Опубликовано в журнале Арион, номер 3, 2016
ОДИНОКАЯ СТАРОСТЬ
В старости
не работает система огласовок.
На улицу выбегаешь в одних кальсонах.
А? Что? Простите, я плохо слышу.
Мне бы на старости крепкую крышу.
Хоспис? Нет. Страхи замучают беспомощного вдовца.
Рай вдвоем на старости не удался.
Старческий маразм, детективные сны под утро.
А как страхи навалятся — атас и полундра.
Будильник завел, чтобы по часам не сбиться со счету.
Тоскливо, одиноко в плохую погоду.
Позвонить бы подружке: «Мадам, письмецо мне черкните.
Я устал дурных снов быть затравленным зрителем…»
АРИФМЕТИКА ПОДОБРЕНИЯ
Чего ждать от зла?
Неизлечимой болезни.
Глядишь, покойнички из мертвых воскресли.
После спидовой заварухи
в третьем поколении замучились внуки?
Возвращается — умноженным рикошетом.
А путь подобрения еще не изведан!
Подобрей — и дурь улетучится
с фатальной программой,
наверняка обреченной, поганой.
Подобрей — и сердечко расширится
на полкилометра
для окружающих почти незаметно.
Подобрей — и злоба отступит
с коварными кознями,
и слезы нахлынут осенью позднею,
умиленные, как у Серафимушки Бузулукского, —
и сгинет бесследно тоска заскорузлая.
Подобрел — и печати проклятия снялись
незаметненько.
Вот такая подобрения арифметика.
ЧАЙКОВСКИЙ
Постарел… и слезки потекли —
слеза за слезою.
Нет гению среди шедевров покоя.
Чайковский ушел… куда? Беспросветно.
Был Чайковский — и нет его.
Ну и что, фон Мекк Надежда Филаретовна?
Был Чайковский — и нет его.
От чумы? От холеры? От прочей бактерии?
Не дожил до концлагеря Сталина-Берии.
А Шестая «Патетическая» больше жизни и смерти,
закружит в музыкальные круговерти.
И музыка больше жизни и смерти.
Есть что-то большее жизни и смерти!
Бог? Влюбленность в кого-то, во что-то?
Лакримоза хороша в плохую погоду.
Ненастно. Дождик сыпет с небес
мелкой дробью.
Где оно, гения богоподобие?
Спрятался в комнатке под теплым тулупом,
помыслами о смерти фатально опутан?
Но какое смертушка вызывает страстно´е!
Шестая закончена — нет в сердце покоя.
Выход один — Лебединое озеро.
Берега его к тому же слегка приморозило.
Церковь виновата? Призвал бы Пречистую:
«О Мамочка!..» Плачет актер за кулисами.
Не выйдет на сцену. Не робот. Не может.
Помоги.
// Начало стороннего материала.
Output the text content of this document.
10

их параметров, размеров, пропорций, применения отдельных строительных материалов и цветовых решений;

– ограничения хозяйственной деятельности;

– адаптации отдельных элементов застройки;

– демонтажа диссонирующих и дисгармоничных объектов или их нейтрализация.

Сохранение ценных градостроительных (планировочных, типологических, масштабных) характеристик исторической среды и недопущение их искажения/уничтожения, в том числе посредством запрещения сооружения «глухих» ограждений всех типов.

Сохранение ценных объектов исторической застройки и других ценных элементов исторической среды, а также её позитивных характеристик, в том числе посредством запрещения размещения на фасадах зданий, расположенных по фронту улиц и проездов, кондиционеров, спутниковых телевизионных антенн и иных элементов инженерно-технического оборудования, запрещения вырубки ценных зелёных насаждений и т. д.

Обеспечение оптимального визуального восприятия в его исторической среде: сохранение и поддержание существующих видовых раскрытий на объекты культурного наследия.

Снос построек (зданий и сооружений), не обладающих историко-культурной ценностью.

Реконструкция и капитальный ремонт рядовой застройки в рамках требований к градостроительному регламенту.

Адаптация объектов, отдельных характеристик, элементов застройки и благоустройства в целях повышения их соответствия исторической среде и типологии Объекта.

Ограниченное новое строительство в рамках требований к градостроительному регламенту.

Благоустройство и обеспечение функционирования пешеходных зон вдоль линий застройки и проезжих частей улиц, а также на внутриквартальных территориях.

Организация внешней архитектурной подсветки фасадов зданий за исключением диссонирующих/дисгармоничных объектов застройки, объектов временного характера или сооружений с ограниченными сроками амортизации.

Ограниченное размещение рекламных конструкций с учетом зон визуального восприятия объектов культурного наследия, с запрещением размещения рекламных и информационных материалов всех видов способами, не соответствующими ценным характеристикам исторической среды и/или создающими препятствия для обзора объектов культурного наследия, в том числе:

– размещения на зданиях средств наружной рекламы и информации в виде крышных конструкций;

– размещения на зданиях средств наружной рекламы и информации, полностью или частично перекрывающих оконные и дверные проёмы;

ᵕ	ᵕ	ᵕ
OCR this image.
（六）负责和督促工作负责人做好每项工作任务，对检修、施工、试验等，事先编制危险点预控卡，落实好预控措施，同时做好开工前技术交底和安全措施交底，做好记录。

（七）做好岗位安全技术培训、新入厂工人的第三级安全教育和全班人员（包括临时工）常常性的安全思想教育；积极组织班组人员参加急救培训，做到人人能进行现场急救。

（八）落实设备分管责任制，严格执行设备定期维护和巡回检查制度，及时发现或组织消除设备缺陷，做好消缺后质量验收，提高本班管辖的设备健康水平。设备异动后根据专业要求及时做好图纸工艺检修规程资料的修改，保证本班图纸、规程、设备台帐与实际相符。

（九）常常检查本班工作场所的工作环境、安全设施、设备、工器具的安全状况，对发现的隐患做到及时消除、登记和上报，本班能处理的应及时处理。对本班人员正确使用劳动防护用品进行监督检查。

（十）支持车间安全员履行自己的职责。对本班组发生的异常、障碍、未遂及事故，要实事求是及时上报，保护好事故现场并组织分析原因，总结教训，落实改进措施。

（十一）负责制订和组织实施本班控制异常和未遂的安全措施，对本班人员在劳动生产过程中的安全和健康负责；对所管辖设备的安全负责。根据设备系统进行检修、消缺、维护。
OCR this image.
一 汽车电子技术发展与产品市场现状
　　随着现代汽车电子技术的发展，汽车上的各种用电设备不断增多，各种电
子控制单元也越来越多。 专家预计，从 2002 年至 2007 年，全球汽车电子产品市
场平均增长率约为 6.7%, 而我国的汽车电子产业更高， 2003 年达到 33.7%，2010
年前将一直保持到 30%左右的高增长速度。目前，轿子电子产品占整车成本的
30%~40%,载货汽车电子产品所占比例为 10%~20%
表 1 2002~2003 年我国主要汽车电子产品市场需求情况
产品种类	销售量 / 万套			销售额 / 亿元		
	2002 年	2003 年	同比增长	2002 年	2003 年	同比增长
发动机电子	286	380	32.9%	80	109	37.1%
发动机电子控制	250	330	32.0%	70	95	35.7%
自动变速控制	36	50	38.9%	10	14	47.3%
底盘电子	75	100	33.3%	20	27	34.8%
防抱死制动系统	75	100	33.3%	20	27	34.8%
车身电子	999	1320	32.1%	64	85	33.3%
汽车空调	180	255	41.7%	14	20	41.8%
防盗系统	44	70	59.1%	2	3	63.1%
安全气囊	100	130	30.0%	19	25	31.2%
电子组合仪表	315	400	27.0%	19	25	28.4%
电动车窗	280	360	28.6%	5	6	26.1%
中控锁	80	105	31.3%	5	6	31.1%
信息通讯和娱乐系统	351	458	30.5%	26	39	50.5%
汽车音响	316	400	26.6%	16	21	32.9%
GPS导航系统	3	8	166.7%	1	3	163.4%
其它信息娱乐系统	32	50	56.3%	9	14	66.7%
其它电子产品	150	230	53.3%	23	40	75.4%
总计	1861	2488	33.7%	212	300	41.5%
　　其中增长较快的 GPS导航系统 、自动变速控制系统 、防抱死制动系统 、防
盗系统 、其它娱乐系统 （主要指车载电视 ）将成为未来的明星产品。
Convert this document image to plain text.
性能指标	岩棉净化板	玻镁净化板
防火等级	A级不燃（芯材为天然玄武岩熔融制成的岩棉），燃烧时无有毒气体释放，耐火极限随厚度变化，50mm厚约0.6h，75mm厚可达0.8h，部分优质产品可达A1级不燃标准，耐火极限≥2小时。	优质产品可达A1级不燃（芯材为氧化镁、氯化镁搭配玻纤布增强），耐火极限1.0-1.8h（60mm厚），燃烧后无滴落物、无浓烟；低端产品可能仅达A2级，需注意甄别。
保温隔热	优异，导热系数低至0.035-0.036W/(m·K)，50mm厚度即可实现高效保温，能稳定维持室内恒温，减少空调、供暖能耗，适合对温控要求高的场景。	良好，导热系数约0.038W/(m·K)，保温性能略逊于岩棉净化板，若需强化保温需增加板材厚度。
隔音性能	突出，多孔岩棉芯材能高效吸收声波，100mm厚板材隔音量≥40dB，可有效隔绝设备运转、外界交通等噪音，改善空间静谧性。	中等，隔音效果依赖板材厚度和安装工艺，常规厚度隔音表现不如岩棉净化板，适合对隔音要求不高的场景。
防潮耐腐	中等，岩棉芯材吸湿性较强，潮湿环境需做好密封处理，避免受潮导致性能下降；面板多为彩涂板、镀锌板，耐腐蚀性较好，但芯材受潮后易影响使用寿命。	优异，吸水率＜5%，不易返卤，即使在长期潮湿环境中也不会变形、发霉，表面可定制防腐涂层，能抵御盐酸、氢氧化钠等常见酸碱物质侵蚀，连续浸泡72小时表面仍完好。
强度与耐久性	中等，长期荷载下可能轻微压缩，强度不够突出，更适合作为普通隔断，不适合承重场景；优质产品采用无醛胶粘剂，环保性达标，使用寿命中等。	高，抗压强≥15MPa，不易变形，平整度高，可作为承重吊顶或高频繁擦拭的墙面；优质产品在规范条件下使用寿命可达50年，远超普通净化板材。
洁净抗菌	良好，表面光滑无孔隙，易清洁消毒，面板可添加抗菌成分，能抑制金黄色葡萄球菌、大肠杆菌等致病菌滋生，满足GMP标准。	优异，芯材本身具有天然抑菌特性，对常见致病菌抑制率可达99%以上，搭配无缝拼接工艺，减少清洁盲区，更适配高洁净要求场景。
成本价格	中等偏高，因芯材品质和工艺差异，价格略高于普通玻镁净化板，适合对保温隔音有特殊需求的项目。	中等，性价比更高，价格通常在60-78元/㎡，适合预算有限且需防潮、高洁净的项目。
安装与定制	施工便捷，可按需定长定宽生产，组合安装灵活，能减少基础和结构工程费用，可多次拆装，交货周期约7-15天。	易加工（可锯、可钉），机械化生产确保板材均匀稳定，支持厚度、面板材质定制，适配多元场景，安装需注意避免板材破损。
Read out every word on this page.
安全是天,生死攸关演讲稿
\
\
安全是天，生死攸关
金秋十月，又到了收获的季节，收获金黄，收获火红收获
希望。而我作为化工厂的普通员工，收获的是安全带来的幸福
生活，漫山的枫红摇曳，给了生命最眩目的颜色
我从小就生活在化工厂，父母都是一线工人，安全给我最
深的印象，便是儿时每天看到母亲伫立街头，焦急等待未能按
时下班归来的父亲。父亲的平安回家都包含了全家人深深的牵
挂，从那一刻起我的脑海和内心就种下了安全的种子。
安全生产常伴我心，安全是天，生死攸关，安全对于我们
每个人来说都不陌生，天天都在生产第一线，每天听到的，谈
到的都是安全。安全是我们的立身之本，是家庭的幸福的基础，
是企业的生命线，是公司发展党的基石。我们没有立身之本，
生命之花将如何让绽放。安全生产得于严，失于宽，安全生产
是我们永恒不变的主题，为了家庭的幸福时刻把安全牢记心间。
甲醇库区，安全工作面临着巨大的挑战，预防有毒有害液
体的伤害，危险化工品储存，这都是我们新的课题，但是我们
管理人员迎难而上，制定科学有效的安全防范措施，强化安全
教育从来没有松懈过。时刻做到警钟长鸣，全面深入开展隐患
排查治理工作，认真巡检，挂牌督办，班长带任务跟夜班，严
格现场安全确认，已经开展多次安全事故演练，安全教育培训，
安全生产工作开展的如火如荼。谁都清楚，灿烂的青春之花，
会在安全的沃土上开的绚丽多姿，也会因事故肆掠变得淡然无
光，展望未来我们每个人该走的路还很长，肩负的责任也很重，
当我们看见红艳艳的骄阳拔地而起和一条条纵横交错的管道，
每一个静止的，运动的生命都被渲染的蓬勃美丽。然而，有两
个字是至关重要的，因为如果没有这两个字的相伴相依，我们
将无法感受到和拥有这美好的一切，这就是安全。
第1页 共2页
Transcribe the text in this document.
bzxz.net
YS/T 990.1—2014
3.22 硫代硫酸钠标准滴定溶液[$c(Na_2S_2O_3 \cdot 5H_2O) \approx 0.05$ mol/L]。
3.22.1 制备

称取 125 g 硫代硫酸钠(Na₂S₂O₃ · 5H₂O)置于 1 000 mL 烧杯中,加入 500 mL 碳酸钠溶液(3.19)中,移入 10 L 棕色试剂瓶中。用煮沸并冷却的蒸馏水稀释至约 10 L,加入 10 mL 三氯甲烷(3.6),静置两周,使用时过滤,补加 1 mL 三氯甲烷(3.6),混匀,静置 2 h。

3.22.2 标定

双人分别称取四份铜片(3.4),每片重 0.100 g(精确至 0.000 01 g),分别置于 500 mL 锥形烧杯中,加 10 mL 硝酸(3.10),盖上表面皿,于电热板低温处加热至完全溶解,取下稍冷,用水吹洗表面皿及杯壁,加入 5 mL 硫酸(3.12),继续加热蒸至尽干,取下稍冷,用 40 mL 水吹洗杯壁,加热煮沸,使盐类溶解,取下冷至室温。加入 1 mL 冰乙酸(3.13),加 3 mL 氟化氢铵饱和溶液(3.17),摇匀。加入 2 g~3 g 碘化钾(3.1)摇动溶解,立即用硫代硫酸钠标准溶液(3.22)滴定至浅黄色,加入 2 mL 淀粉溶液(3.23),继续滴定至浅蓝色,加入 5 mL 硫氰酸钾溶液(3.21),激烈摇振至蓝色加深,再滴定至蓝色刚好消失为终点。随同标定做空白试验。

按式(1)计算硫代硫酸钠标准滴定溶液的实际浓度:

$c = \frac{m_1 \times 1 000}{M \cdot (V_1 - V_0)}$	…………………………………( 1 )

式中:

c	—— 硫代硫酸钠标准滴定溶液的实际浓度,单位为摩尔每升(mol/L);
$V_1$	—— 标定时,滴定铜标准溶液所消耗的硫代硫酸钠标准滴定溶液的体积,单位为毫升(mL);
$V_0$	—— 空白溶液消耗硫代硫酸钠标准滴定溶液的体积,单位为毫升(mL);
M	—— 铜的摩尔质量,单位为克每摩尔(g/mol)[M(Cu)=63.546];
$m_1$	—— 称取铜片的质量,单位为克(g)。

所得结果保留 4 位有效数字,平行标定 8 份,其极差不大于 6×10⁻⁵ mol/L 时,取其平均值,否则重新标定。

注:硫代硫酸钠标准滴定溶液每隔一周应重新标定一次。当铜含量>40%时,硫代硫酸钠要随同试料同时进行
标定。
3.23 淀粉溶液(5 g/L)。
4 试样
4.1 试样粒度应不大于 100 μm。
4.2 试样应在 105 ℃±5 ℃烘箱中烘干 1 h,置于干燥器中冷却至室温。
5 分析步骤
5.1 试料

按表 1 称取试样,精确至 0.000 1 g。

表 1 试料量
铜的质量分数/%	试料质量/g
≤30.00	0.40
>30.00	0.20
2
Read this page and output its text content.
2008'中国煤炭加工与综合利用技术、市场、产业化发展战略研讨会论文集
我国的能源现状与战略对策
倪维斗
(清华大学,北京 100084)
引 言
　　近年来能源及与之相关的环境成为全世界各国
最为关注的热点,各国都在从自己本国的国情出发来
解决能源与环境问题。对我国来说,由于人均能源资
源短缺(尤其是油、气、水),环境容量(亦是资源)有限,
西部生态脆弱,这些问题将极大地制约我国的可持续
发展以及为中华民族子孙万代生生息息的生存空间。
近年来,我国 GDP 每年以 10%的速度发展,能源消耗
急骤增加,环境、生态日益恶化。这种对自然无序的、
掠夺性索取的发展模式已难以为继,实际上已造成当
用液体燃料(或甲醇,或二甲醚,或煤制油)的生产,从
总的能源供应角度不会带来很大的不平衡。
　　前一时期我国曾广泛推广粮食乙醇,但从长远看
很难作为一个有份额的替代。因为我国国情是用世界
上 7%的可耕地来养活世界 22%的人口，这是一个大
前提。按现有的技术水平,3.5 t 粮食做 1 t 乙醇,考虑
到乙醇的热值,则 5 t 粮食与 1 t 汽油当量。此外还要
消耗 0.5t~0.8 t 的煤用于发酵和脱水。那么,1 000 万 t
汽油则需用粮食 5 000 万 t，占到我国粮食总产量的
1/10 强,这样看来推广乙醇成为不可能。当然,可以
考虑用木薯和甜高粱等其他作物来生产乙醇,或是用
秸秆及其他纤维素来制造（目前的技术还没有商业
Тоска неизбывная гложет…
ДУХОВНОСТЬ ДОБРОГО БОГА
Лежит юродивый на городском парапете.
За грешный род адамов в ответе.
На груди пыль, с яичной перемешанная скорлупой,
с перевязанной головой.
А глаза в Царство Божие запрокинуты,
звучат как две параллельные квинты.
Вокруг сумасшедшее диско.
Пары кружатся с поросячьи визгом.
Кто-то завтра схватит кондрашку,
Кто-то наткнется в отеле на стукачку-наташку…
И о них молится, бесноватеньких.
Забирает с собой в Китеж-град на волшебной скатерти.
И… тишина водворяется на мгновение ока.
Так земля приобщается к духовности Доброго Бога.
* * *
За Вторую Соловецкую
отсидел положенное взаперти.
Прости, Матерь Божия, прости.
Кажется, незаслужен положенный срок.
Ждать свободы зек изнемог.
Вторая Голгофа не погубила — спасла.
Стал Христом хотя бы на полчаса,
а там… будь как будет: телега, погост…
И какой постмортем с земнородного спрос?
На прохожих глаза придурковато таращил.
По ночам помыслов включал зомбоящик.
Не увидеть себя ни изнутри, ни извне —
разве что со стороны, на чужой стороне.
На необитаемом острове, на чужом берегу
память о ближних дорогих берегу.
От помыслов спасение — отечественный архетип.
Сердце об утратах безутешно скорбит.
В памяти не срабатывает ностальгический код.
Тоска за живое берет.
Россия — погостик близ деревенской церквушки.
И за вязкой носков беседуют две старушки.